Creating an Index

Marie Sofie

Join Date: Jan 2017
Posts: 79

18 May 2017, 14:38

Hello, I have four variables which are supposedly measuring 4 dimensions of the same concept. I want to create an index in Stata. I have no idea what is the best way of doing it. The response scale is the same for all 5 and because it is an experimental data, only people in the third experimental group get to answer these questions. Thank you.

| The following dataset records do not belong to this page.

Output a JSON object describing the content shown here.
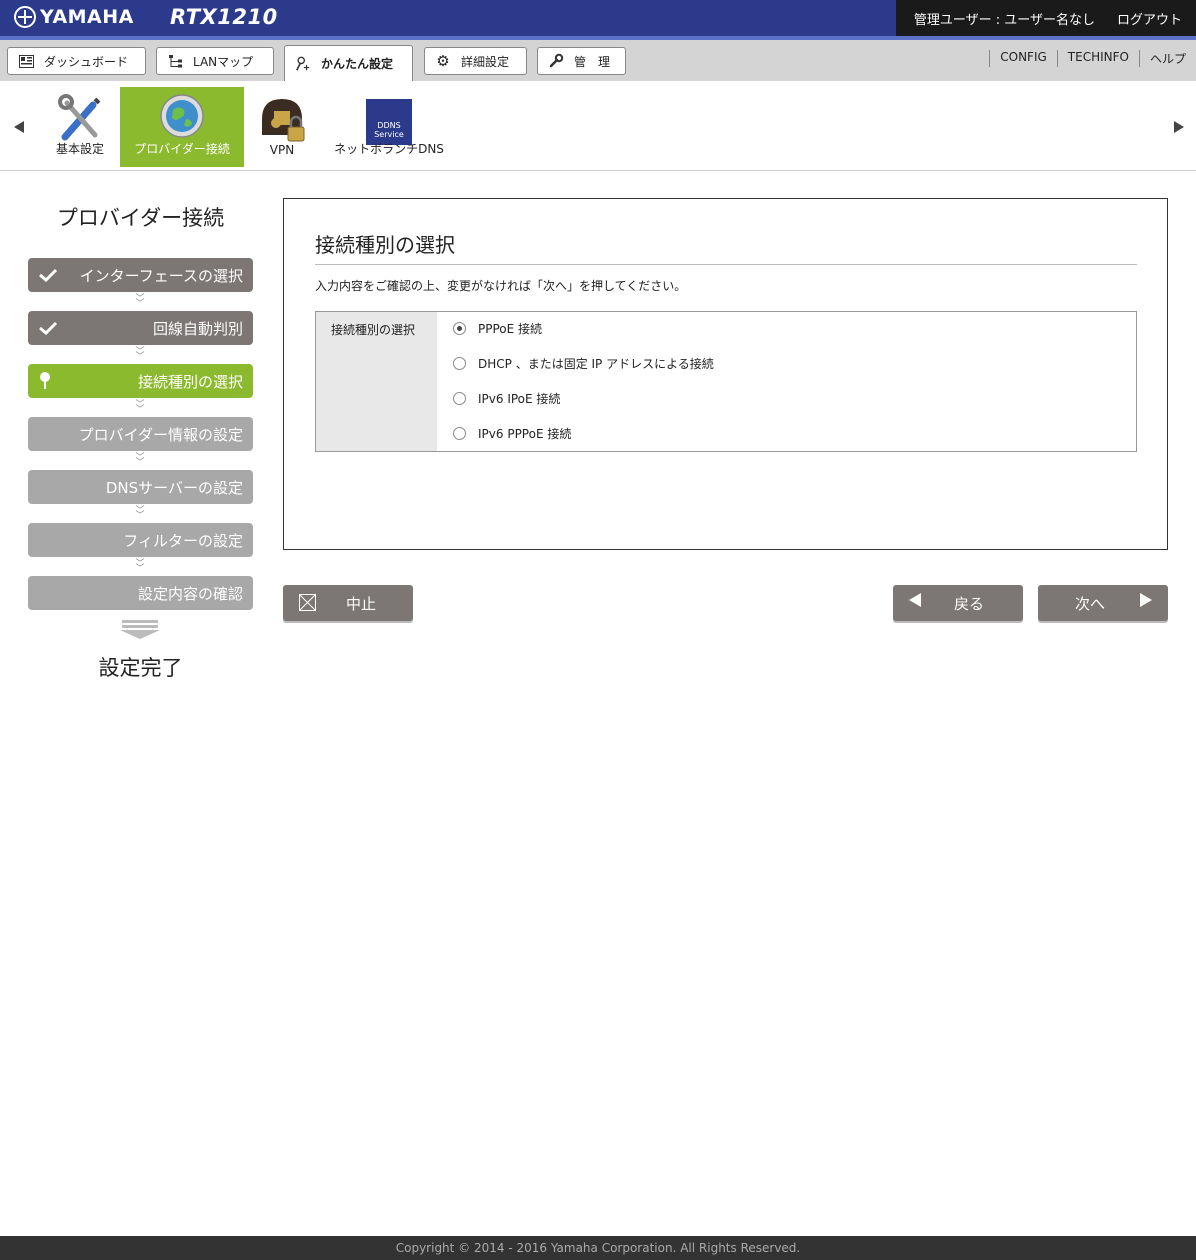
{
  "header": {
    "brand": "YAMAHA",
    "model": "RTX1210",
    "user_label": "管理ユーザー : ユーザー名なし",
    "logout": "ログアウト"
  },
  "tabs": [
    {
      "label": "ダッシュボード",
      "icon": "dashboard-icon"
    },
    {
      "label": "LANマップ",
      "icon": "lan-map-icon"
    },
    {
      "label": "かんたん設定",
      "icon": "wizard-icon"
    },
    {
      "label": "詳細設定",
      "icon": "gear-icon"
    },
    {
      "label": "管　理",
      "icon": "wrench-icon"
    }
  ],
  "toplinks": [
    "CONFIG",
    "TECHINFO",
    "ヘルプ"
  ],
  "subnav": [
    {
      "label": "基本設定",
      "icon": "tools-icon"
    },
    {
      "label": "プロバイダー接続",
      "icon": "globe-icon"
    },
    {
      "label": "VPN",
      "icon": "vpn-lock-icon"
    },
    {
      "label": "ネットボランチDNS",
      "icon": "ddns-service-icon",
      "logo_text": "DDNS Service"
    }
  ],
  "sidebar": {
    "title": "プロバイダー接続",
    "steps": [
      {
        "label": "インターフェースの選択",
        "state": "done"
      },
      {
        "label": "回線自動判別",
        "state": "done"
      },
      {
        "label": "接続種別の選択",
        "state": "current"
      },
      {
        "label": "プロバイダー情報の設定",
        "state": "pending"
      },
      {
        "label": "DNSサーバーの設定",
        "state": "pending"
      },
      {
        "label": "フィルターの設定",
        "state": "pending"
      },
      {
        "label": "設定内容の確認",
        "state": "pending"
      }
    ],
    "done_label": "設定完了"
  },
  "panel": {
    "title": "接続種別の選択",
    "description": "入力内容をご確認の上、変更がなければ「次へ」を押してください。",
    "field_label": "接続種別の選択",
    "options": [
      {
        "label": "PPPoE 接続",
        "selected": true
      },
      {
        "label": "DHCP 、または固定 IP アドレスによる接続",
        "selected": false
      },
      {
        "label": "IPv6 IPoE 接続",
        "selected": false
      },
      {
        "label": "IPv6 PPPoE 接続",
        "selected": false
      }
    ]
  },
  "buttons": {
    "cancel": "中止",
    "back": "戻る",
    "next": "次へ"
  },
  "footer": "Copyright © 2014 - 2016 Yamaha Corporation. All Rights Reserved.",
  "colors": {
    "header_blue": "#2c3a8c",
    "accent_green": "#8cba2e",
    "step_done": "#7c7775",
    "step_pending": "#a8a8a8"
  }
}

----------------------- copy starting from the next line -----------------------

Code:

* Example generated by -dataex-. To install: ssc install dataex
clear
input double(ener_sec4 ener_sec3 ener_sec2 ener_sec1)
. . . .
. . . .
. . . .
. . . .
. . . .
5 4 2 2
5 4 3 3
5 5 4 4
. . . .
. . . .
5 5 5 5
. . . .
. . . .
. . . .
. . . .
. . . .
. . . .
. . . .
. . . .
5 5 4 4
5 5 5 5
. . . .
. . . .
. . . .
. . . .
. . . .
2 5 2 1
5 5 4 4


end
label values ener_sec4 P46_3_4
label def P46_3_4 1 "Sin importancia en absoluto", modify
label def P46_3_4 2 "Algo sin importancia", modify
label def P46_3_4 3 "Ni importante ni sin importancia", modify
label def P46_3_4 4 "Algo importante", modify
label def P46_3_4 5 "Extremadamente importante", modify
label values ener_sec3 P46_3_3
label def P46_3_3 1 "Sin importancia en absoluto", modify
label def P46_3_3 2 "Algo sin importancia", modify
label def P46_3_3 3 "Ni importante ni sin importancia", modify
label def P46_3_3 4 "Algo importante", modify
label def P46_3_3 5 "Extremadamente importante", modify
label values ener_sec2 P46_3_2
label def P46_3_2 1 "Sin importancia en absoluto", modify
label def P46_3_2 2 "Algo sin importancia", modify
label def P46_3_2 3 "Ni importante ni sin importancia", modify
label def P46_3_2 4 "Algo importante", modify
label def P46_3_2 5 "Extremadamente importante", modify
label values ener_sec1 P46_3_1
label def P46_3_1 1 "Sin importancia en absoluto", modify
label def P46_3_1 2 "Algo sin importancia", modify
label def P46_3_1 3 "Ni importante ni sin importancia", modify
label def P46_3_1 4 "Algo importante", modify
label def P46_3_1 5 "Extremadamente importante", modify

------------------ copy up to and including the previous line ------------------

Tags: None

Alan Neustadtl

Join Date: Mar 2014

Posts: 107
#2

18 May 2017, 20:00

Here is one solution:

Code:

generate index=(ener_sec4 + ener_sec3 + ener_sec2 + ener_sec1)-3 tab index
Comment
Marie Sofie

Join Date: Jan 2017

Posts: 79
#3

19 May 2017, 01:40

Thank you Alan. Fantastic. But How would I do a factor analysis to see if they load into the same concept? I tried to do it with sem but I could not in Stata 13. I have no experience with factor analysis whatsoever. Thank you.
Comment
Carlo Lazzaro

Join Date: Apr 2014

Posts: 17712
#4

19 May 2017, 01:49

Marie:
see -help factor- and -help pca-.

Kind regards,
Carlo
(Stata 19.0)
Comment
Marie Sofie

Join Date: Jan 2017

Posts: 79
#5

19 May 2017, 02:03

Dear Carlo. Thank you so much. I will try them!
Comment
Nick Cox

Join Date: Mar 2014

Posts: 35724
#6

19 May 2017, 02:09

http://www.statalist.org/forums/foru...a-new-variable seems an obvious (even essential) cross-reference.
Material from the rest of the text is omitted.